Many Sources of Error
Human factors often play a part in medical errors. Some of these errors can be due to fatigue, depression, or variability in health care experience or training. Time pressures, diverse patients, and unfamiliar settings may also serve as sources of error. Providers may also recognize that an error was made but not understand the significance of the error.
Within the hospital system, there are a variety of possible failures that could lead to errors. Reliance on automated systems to prevent error can cause errors by taking control out of the hands of humans. Poor communication among healthcare providers is also a common problem. Issues as simple as drug names looking or sounding alike or cost-cutting measures can threaten patient safety.
Efforts to Improve Patient Safety
In order to improve patient safety, health care organizations are looking to diverse sources for programs that may be adapted to fit medical needs. One of those programs is the National Transportation Safety Board’s Aviation Safety Reporting System. This is a confidential system for report deficiencies and ways to provide data for planning improvements. In response to this, NASA and the VA have developed the Patient Safety Reporting System, which monitors patient safety through confidential, voluntary reports.
Electronic health records (EHR) are also able to reduce many types of errors related to emergent and preventive care, tests and procedures, and prescription drugs. EHR can also help with providing standard drug dosages, patient education information, allergy checks, and checks for the interactions drugs have with various other drugs and foods.

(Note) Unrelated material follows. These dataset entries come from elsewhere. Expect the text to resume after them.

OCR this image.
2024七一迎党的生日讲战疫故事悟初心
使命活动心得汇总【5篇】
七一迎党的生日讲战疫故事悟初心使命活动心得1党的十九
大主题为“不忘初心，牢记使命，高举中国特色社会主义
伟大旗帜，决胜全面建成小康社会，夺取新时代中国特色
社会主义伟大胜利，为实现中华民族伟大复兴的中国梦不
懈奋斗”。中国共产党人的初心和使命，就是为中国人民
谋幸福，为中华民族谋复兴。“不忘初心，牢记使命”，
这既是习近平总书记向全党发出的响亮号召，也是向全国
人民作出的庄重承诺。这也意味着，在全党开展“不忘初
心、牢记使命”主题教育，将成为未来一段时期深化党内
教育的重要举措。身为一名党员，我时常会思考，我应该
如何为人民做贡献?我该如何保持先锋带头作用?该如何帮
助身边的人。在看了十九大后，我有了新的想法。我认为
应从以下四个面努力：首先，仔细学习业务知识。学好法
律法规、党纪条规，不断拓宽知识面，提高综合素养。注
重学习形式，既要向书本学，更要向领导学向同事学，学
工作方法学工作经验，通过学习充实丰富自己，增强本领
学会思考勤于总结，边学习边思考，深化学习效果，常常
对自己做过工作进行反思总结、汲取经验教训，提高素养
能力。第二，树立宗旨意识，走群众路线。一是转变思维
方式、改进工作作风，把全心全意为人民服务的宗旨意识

Another technology-based way to improve patient safety is Computerized Provider Order Entry (CPOE). CPOE has been shown to reduce errors in medications by 80 percent and harm to patients by 55 percent. As the name suggests, the doctor would directly input what medications the patient needs, and this would be automatically sent to someone who can fill the prescription.
Patient safety continues to be a concern for health care providers around the world. It is likely that everyone will be a victim of medical error at some point in their life. That is why it is important to bring up concerns one may have to a provider to make sure one is receiving the proper treatment.